Mientras, tugurios a media luz, con los porticones cerrados, libran hombres y mujeres a generales y a políticos que se desenmascaran en la penumbra. Apenas aullan las sirenas, descienden presurosos por negras bocas a las profundas estaciones de metro sumidas en tinieblas donde prosiguen sus convulsas uniones con desconocidos.
La negrura de las calles coincide con la sordidez de los antros, y la violencia de las bombas anuncia la violación de los cuerpos sometidos.
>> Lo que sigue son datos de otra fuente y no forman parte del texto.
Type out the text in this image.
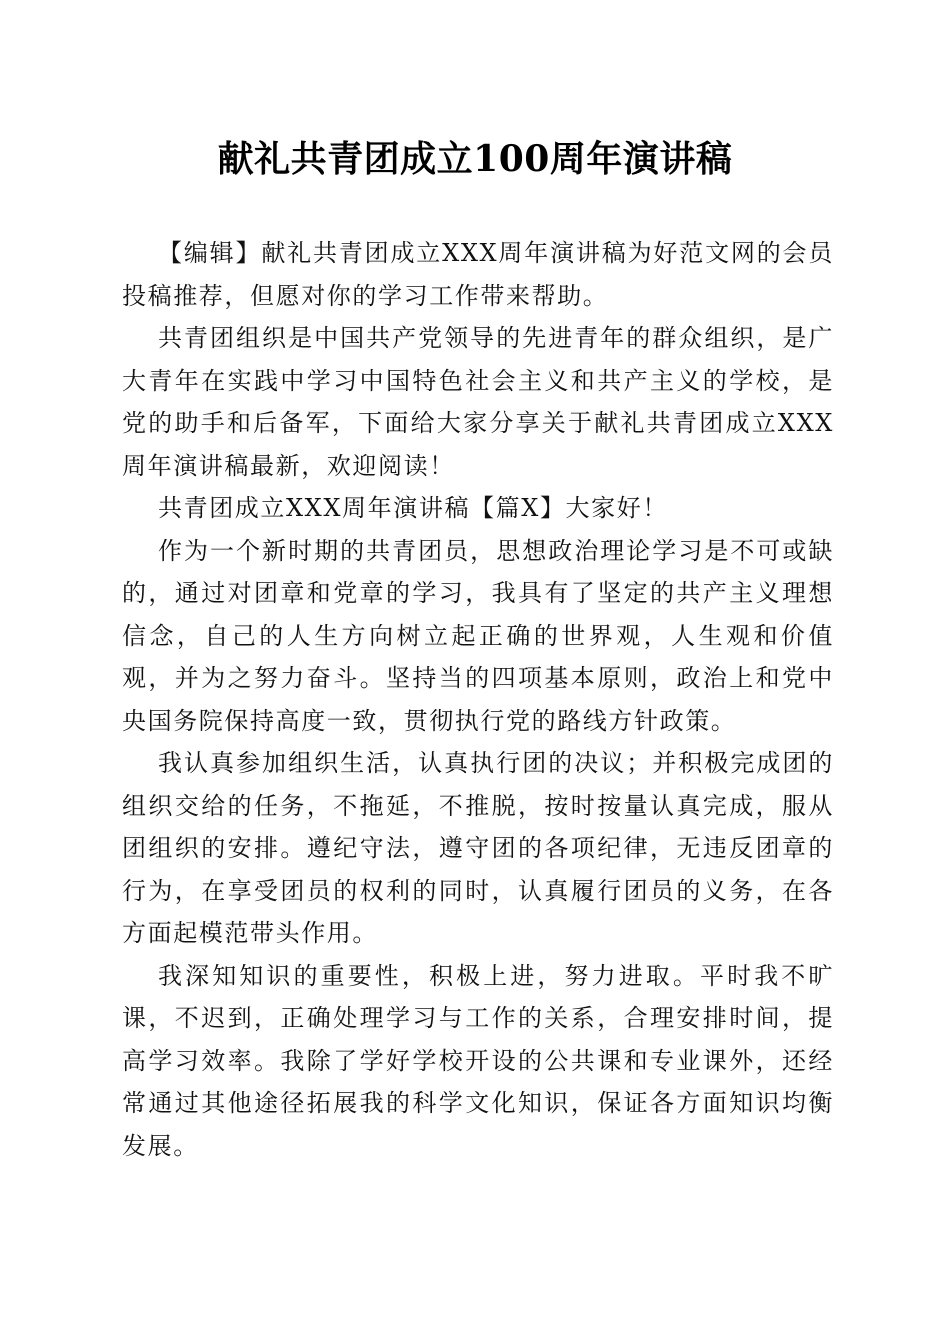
献礼共青团成立100周年演讲稿

【编辑】献礼共青团成立XXX周年演讲稿为好范文网的会员投稿推荐，但愿对你的学习工作带来帮助。

共青团组织是中国共产党领导的先进青年的群众组织，是广大青年在实践中学习中国特色社会主义和共产主义的学校，是党的助手和后备军，下面给大家分享关于献礼共青团成立XXX周年演讲稿最新，欢迎阅读！

共青团成立XXX周年演讲稿【篇X】大家好！

作为一个新时期的共青团员，思想政治理论学习是不可或缺的，通过对团章和党章的学习，我具有了坚定的共产主义理想信念，自己的人生方向树立起正确的世界观，人生观和价值观，并为之努力奋斗。坚持当的四项基本原则，政治上和党中央国务院保持高度一致，贯彻执行党的路线方针政策。

我认真参加组织生活，认真执行团的决议；并积极完成团的组织交给的任务，不拖延，不推脱，按时按量认真完成，服从团组织的安排。遵纪守法，遵守团的各项纪律，无违反团章的行为，在享受团员的权利的同时，认真履行团员的义务，在各方面起模范带头作用。

我深知知识的重要性，积极上进，努力进取。平时我不旷课，不迟到，正确处理学习与工作的关系，合理安排时间，提高学习效率。我除了学好学校开设的公共课和专业课外，还经常通过其他途径拓展我的科学文化知识，保证各方面知识均衡发展。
Estamos en París, asediada por el ejército imperial alemán, durante la Primera Guerra Mundial. Lejos de las estancias estivales finiseculares cuando príncipes y duquesas se reunían bajo la lechosa luz de la tarde, en balnearios de lujo fielmente atendidos por una servidumbre uniformada.
Marcel Proust concluyó los siete volúmenes de la novela -río A la búsqueda del tiempo perdido con un último tono -publicado póstumamente-, El tiempo recobrado, en el que confluyen los escasos protagonistas supervivientes de una era de placeres y encuentros casi olvidada, en una ciudad fúnebre que vive los últimos estertores. Las descripciones son desagradables, los hechos, sádicos; la ciudad parece diluida por sucias aguadas. La ocultación, los rumores, las sombras fugaces, la suciedad física y moral, se funden, de súbito, bajo el estallido de las explosiones.
Pocas veces, la muerte - de una ciudad, una cultura, un mundo- ha sido tan bien anunciada.
"Y cada vez, esa palabra "muerte" parecía caer sobre los difuntos como una paletada de tierra más pesada, echada por un enterrador que ponía su empeño en hundirlos más profundamente en la tumba".
Quizá debiéramos volver a leer la novela que mejor describe los siglos XX y XXI, y nuestros últimos días. Marcel Proust fue inmisericorde -y certero.
Quizá debiéramos volver a leer la novela que mejor describe los siglos XX y XXI, y nuestros últimos días. Marcel Proust fue inmisericorde -y certero.